SCIENZE DELLA FORMAZIONEPedagogical sciences and educational planningAcademic Year 2022/2023
1000173 - ESTETICA
Teacher: CHIARA MILITELLO
Expected Learning Outcomes
This
course explores the history of aesthetic to the present day. The course is
designed to provide students with an introduction to the discipline of
aesthetics and philosophy of art, with particular reference to the historical
development of the subject and its relation to the arts, literature, music,
cinema and photography. At the end of the course, students are expected to demonstrate
an understanding of basic concepts and methods of aesthetics and philosophy of
art. Students will gain an understanding of the nature of beauty, art, and philosophy;
they will also be introduced to the central questions of aesthetics.
Course Structure
The
teaching will be carried out through lectures, a method that will ensure the
transmission of contents and methods. In order to achieve the objectives
relating to learning and communication skills, questions for clarification and
deepening by the students will be encouraged during the lessons.
Required Prerequisites
No
prior knowledge is required.
Attendance of Lessons
Class
attendance is strongly recommended, because the exposition of philosophical theories
by the professor greatly facilitates the acquisition of the contents by the
students.
Detailed Course Content
The
aesthetic experience. Aesthetic evaluation. The relationships between
aesthetics and literary and artistic criticism. Physical beauty and divine
beauty. Harmonious beauty and Dionysian beauty. Monstrosity. The harmony of the
heavenly spheres. The “je ne sais quoi.” Beauty as artifice, joke, quotation in
the twentieth century. Beauty in the history of art and aesthetics.
Textbook Information
1. Paolo D’Angelo, Estetica, Laterza 2011, ISBN 9788842096061, 244 pp.
2. Umberto Eco, History of Beauty, Rizzoli 2010, ISBN 0847835308, 444 pp.
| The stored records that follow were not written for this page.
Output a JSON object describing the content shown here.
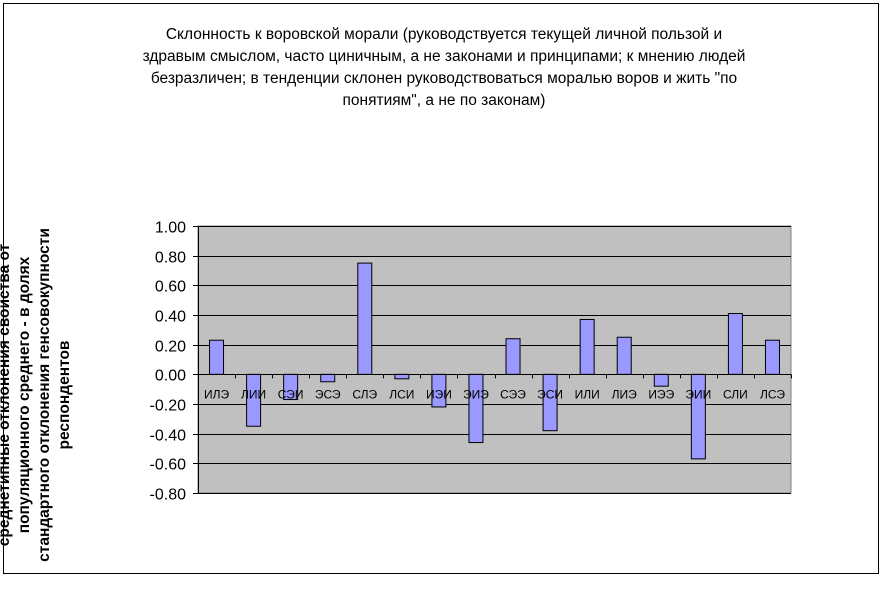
{
  "chart_data": {
    "type": "bar",
    "title": "Склонность к воровской морали (руководствуется текущей личной пользой и здравым смыслом, часто циничным, а не законами и принципами; к мнению людей безразличен; в тенденции склонен руководствоваться моралью воров и жить \"по понятиям\", а не по законам)",
    "title_lines": [
      "Склонность к воровской морали (руководствуется текущей личной пользой и",
      "здравым смыслом, часто циничным, а не законами и принципами; к мнению людей",
      "безразличен; в тенденции склонен руководствоваться моралью воров и жить \"по",
      "понятиям\", а не по законам)"
    ],
    "ylabel": "среднетипные отклонения свойства от популяционного среднего - в долях стандартного отклонения генсовокупности респондентов",
    "ylabel_lines": [
      "среднетипные отклонения свойства от",
      "популяционного среднего - в долях",
      "стандартного отклонения генсовокупности",
      "респондентов"
    ],
    "xlabel": "",
    "categories": [
      "ИЛЭ",
      "ЛИИ",
      "СЭИ",
      "ЭСЭ",
      "СЛЭ",
      "ЛСИ",
      "ИЭИ",
      "ЭИЭ",
      "СЭЭ",
      "ЭСИ",
      "ИЛИ",
      "ЛИЭ",
      "ИЭЭ",
      "ЭИИ",
      "СЛИ",
      "ЛСЭ"
    ],
    "values": [
      0.23,
      -0.35,
      -0.17,
      -0.05,
      0.75,
      -0.03,
      -0.22,
      -0.46,
      0.24,
      -0.38,
      0.37,
      0.25,
      -0.08,
      -0.57,
      0.41,
      0.23
    ],
    "ylim": [
      -0.8,
      1.0
    ],
    "yticks": [
      "1.00",
      "0.80",
      "0.60",
      "0.40",
      "0.20",
      "0.00",
      "-0.20",
      "-0.40",
      "-0.60",
      "-0.80"
    ],
    "grid": true,
    "legend": "none",
    "colors": {
      "bar_fill": "#9999ff",
      "plot_background": "#c0c0c0",
      "gridline": "#000000"
    }
  }
}
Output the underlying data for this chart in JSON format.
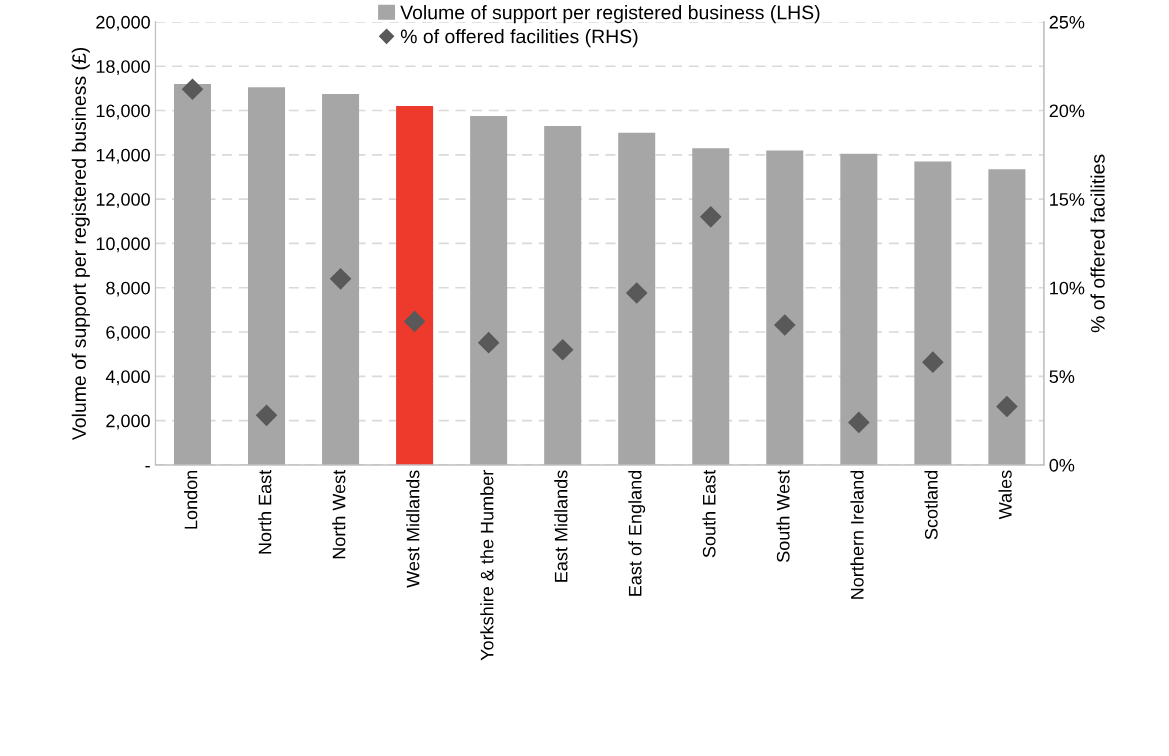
{
  "chart_data": {
    "type": "bar",
    "ylabel": "Volume of support per registered business (£)",
    "y2label": "% of offered facilities",
    "categories": [
      "London",
      "North East",
      "North West",
      "West Midlands",
      "Yorkshire & the Humber",
      "East Midlands",
      "East of England",
      "South East",
      "South West",
      "Northern Ireland",
      "Scotland",
      "Wales"
    ],
    "series": [
      {
        "name": "Volume of support per registered business (LHS)",
        "color": "#a6a6a6",
        "colors": [
          "#a6a6a6",
          "#a6a6a6",
          "#a6a6a6",
          "#ee3a2c",
          "#a6a6a6",
          "#a6a6a6",
          "#a6a6a6",
          "#a6a6a6",
          "#a6a6a6",
          "#a6a6a6",
          "#a6a6a6",
          "#a6a6a6"
        ],
        "values": [
          17200,
          17050,
          16750,
          16200,
          15750,
          15300,
          15000,
          14300,
          14200,
          14050,
          13700,
          13350
        ]
      },
      {
        "name": "% of offered facilities (RHS)",
        "type": "scatter",
        "axis": "y2",
        "color": "#595959",
        "marker": "diamond",
        "values": [
          21.2,
          2.8,
          10.5,
          8.1,
          6.9,
          6.5,
          9.7,
          14.0,
          7.9,
          2.4,
          5.8,
          3.3
        ]
      }
    ],
    "ylim": [
      0,
      20000
    ],
    "yticks": [
      {
        "value": 0,
        "label": "-"
      },
      {
        "value": 2000,
        "label": "2,000"
      },
      {
        "value": 4000,
        "label": "4,000"
      },
      {
        "value": 6000,
        "label": "6,000"
      },
      {
        "value": 8000,
        "label": "8,000"
      },
      {
        "value": 10000,
        "label": "10,000"
      },
      {
        "value": 12000,
        "label": "12,000"
      },
      {
        "value": 14000,
        "label": "14,000"
      },
      {
        "value": 16000,
        "label": "16,000"
      },
      {
        "value": 18000,
        "label": "18,000"
      },
      {
        "value": 20000,
        "label": "20,000"
      }
    ],
    "y2lim": [
      0,
      25
    ],
    "y2ticks": [
      {
        "value": 0,
        "label": "0%"
      },
      {
        "value": 5,
        "label": "5%"
      },
      {
        "value": 10,
        "label": "10%"
      },
      {
        "value": 15,
        "label": "15%"
      },
      {
        "value": 20,
        "label": "20%"
      },
      {
        "value": 25,
        "label": "25%"
      }
    ],
    "grid": "y",
    "legend": "top"
  }
}
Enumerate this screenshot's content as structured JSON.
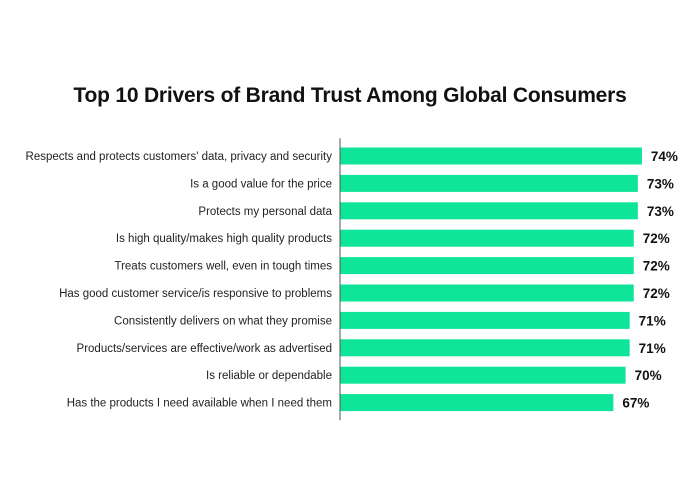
{
  "chart_data": {
    "type": "bar",
    "orientation": "horizontal",
    "title": "Top 10 Drivers of Brand Trust Among Global Consumers",
    "xlabel": "",
    "ylabel": "",
    "value_suffix": "%",
    "xlim": [
      0,
      100
    ],
    "grid": false,
    "legend": "none",
    "bar_color": "#0EE598",
    "categories": [
      "Respects and protects customers' data, privacy and security",
      "Is a good value for the price",
      "Protects my personal data",
      "Is high quality/makes high quality products",
      "Treats customers well, even in tough times",
      "Has good customer service/is responsive to problems",
      "Consistently delivers on what they promise",
      "Products/services are effective/work as advertised",
      "Is reliable or dependable",
      "Has the products I need available when I need them"
    ],
    "values": [
      74,
      73,
      73,
      72,
      72,
      72,
      71,
      71,
      70,
      67
    ],
    "value_labels": [
      "74%",
      "73%",
      "73%",
      "72%",
      "72%",
      "72%",
      "71%",
      "71%",
      "70%",
      "67%"
    ]
  }
}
Author | Title | Publisher | Year | ISBN |
Paolo
D’Angelo | Estetica | Laterza | 2011 | 9788842096061 |
Umberto
Eco | Storia
della bellezza | Bompiani | 2018 | 9788845298318 |
Course Planning
| Subjects | Text References |
1 | The
definition of aesthetics | 1 (chapter
1) |
2 | Aesthetic
predicates | 1 (chapter
2) |
3 | Aesthetic
evaluation | 1 (chapter
3) |
4 | The
aesthetic experience | 1 (chapter
4) |
5 | The
origin of art | 1 (chapter
5) |
6 | Subjectivity,
objectivity, intersubjectivity of aesthetic judgment | 1 (chapter
6) |
7 | Aesthetics
as a theory of beauty and its modern overcoming | 1 (chapter
7) |
8 | Ontology
of art | 1 (chapter
8) |
9 | The
classification of the arts | 1 (chapter
9) |
10 | Autonomy
and heteronomy of art | 1 (chapter 10) |
11 | The
future of art | 1 (chapter
11) |
12 | Art
history | 2
(introduction) |
13 | The
aesthetic ideal in ancient Greece | 2 (chapter
1) |
14 | Beauty
as proportion and harmony | 2 (chapter
3) |
15 | Apollonian
and Dionysiac | 2 (chapter
2) |
16 | The beauty
of monsters | 2 (chapter
5) |
17 | Light
and Colour in the Middle Ages | 2 (chapter
4) |
18 | From
the pastourelle to the donna angelicata | 2 (chapter
6) |
19 | Magic
beauty between the fifteenth and the sixteenth centuries | 2 (chapter
7) |
20 | Ladies
and heroes | 2 (chapter
8) |
21 | From
grace to disquieting beauty | 2 (chapter
9) |
22 | Reason
and beauty | 2 (chapter 10) |
23 | The
sublime | 2 (chapter
11) |
24 | Romantic
beauty | 2 (chapter
12) |
25 | The
religion of beauty | 2 (chapter
13) |
26 | The
new object | 2 (chapter
14) |
27 | The
beauty of machines | 2 (chapter
15) |
28 | From
abstract forms to the depths of material | 2 (chapter
16) |
29 | The
beauty of the media | 2 (chapter
17) |
Learning Assessment
Learning Assessment Procedures
Oral
examination, assessed on the basis of the following elements: relevance of the
answers to the questions asked (necessary to pass the exam); content quality,
ability to connect the various parts of the course, proper philosophical
language, overall expressive skills (all these elements contribute to the final
evaluation, provided that the answers are relevant).
Examples of frequently asked questions and / or exercises
In what sense is the aesthetic experience always an experience of choice?
In what sense is art autonomous?
Why is beauty not a timeless value?
Why has beauty often been quotation in the twentieth century?